Many people equate patriotism with standing and singing the Star-Spangled Banner, deifying the American flag, and reciting the Pledge of Allegiance. I have problems with all three.
I applaud football players who exercise their free-speech right to kneel during the Star-Spangled Banner in protest of racism, despite disapproval of many fans. Those who disagree call such a protest unpatriotic because this song is supposed to unite us. But there’s a little-known reason why we only sing one stanza of the song: Composer Francis Scott Key was a pro-slavery racist. The third stanza decries the runaway slaves working for the British army and openly celebrates the murder of such former slaves.
The American flag is a symbol that represents different things to different people. I rarely agreed with former Supreme Court Justice Antonin Scalia, who President Trump admires, but I thank Scalia for his key vote in the decision that flag burning is constitutionally protected speech under the First Amendment. Compare that with Trump’s tweet: “Nobody should be allowed to burn the American flag - if they do, there must be consequences - perhaps loss of citizenship or year in jail!” Criminalizing flag burning, however unpatriotic most Americans consider it to be, is an unconstitutional attack on our cherished freedom of speech.
Our public schools train students to salute the flag and say the Pledge of Allegiance whether they understand it or not, because simply regurgitating the Pledge daily supposedly makes them more patriotic. That strategy succeeds if patriotism just means obediently following orders of those in power. Although we tend to view our founders as role models, we act more like them when we question the old order and try to improve it.
Adding “under God” to the Pledge in 1954 turned a secular pledge into a religious one, and caused me to feel less patriotic when I no longer believed in any gods. Understanding and discussing the Pledge of Allegiance, whether under God or not, would be a significant improvement over mindless regurgitation. I previously wrote about how I would like to see public school teachers turn the Pledge of Allegiance into a meaningful patriotic exercise.
In fact, starting the school day with discussions about our Bill of Rights would be educational and might lead to informed, active citizenship.
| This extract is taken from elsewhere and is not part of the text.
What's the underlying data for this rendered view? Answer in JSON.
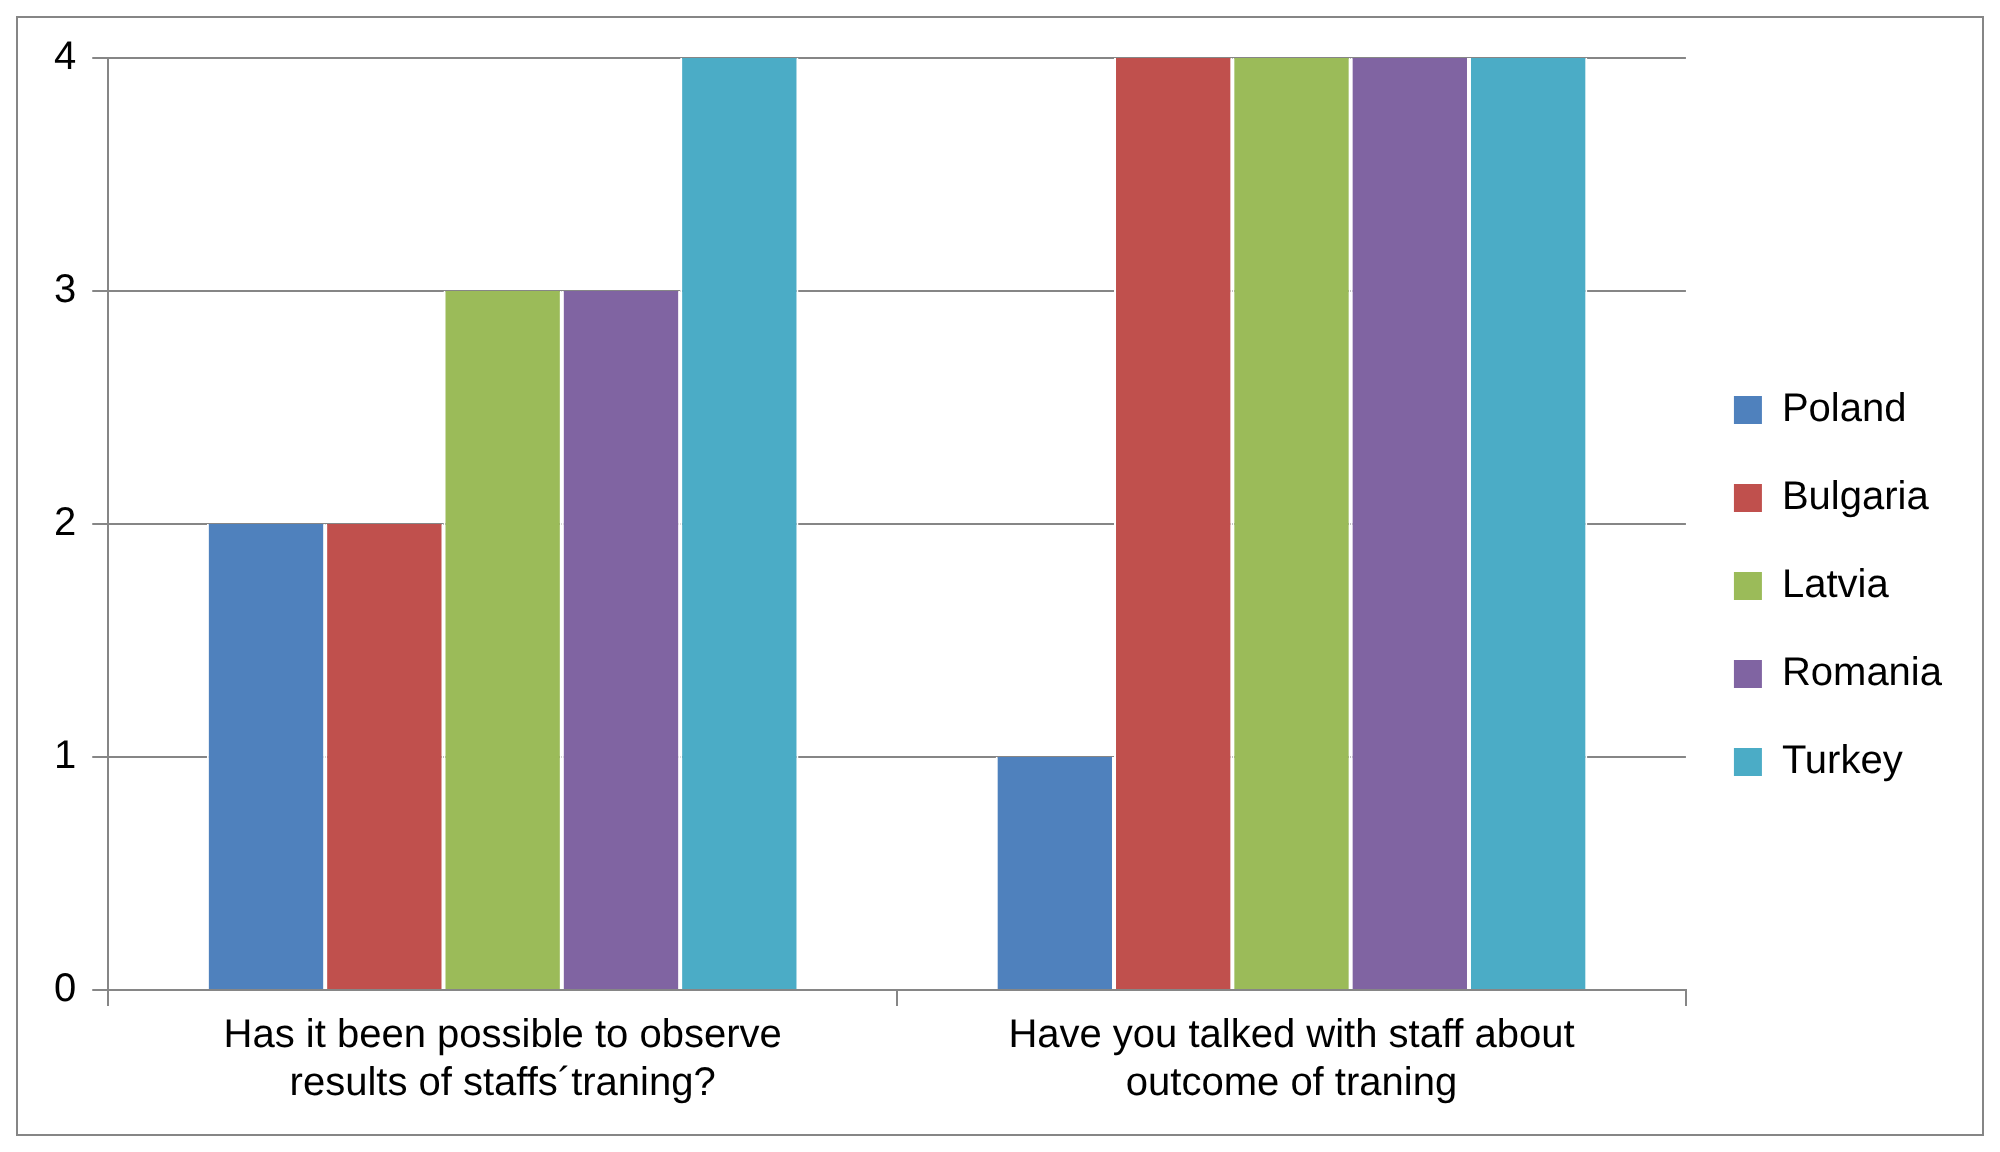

Understanding our Constitution and working to make our country better is definitely patriotic — a lot more so than merely reciting pledges and prayers, or waving flags.
Now we have Roy Moore, twice removed Alabama judge and senatorial candidate, a so-called patriot who unabashedly believes (and ruled from the bench) that his Christian version of the Bible trumps the U.S. Constitution. That’s protected speech for private citizens, but not how a judge or a senator should make decisions. Moore refused to take a Ten Commandments plaque off the walls of his courtroom, and wants to criminalize homosexual behavior and bar Muslims from serving in Congress. I’m reminded of a quote attributed to Sinclair Lewis: "When fascism comes to America, it will be wrapped in the flag and carrying a cross."
Here’s how I plan to show my patriotism regarding September 30, International Blasphemy Rights Day, a day to promote freedom of belief and freedom of expression. On this day, we stand in solidarity with atheists, religious minorities, and dissidents abroad who are persecuted for challenging religious norms and authorities. According to the 2016 Freedom of Thought Report, in 43 countries blasphemy is a criminal offense punishable by prison time. In 6 countries, blasphemy is considered a capital offense and those convicted can be sentenced to death. We can all ask our representatives, as did I, to support House Resolution 349 condemning and calling for the repeal of global blasphemy laws.
Wouldn’t it be great if most Americans knew about these blatant human rights violations and publicly protested them to promote freedom of conscience internationally? I think doing that could really help us make America great again.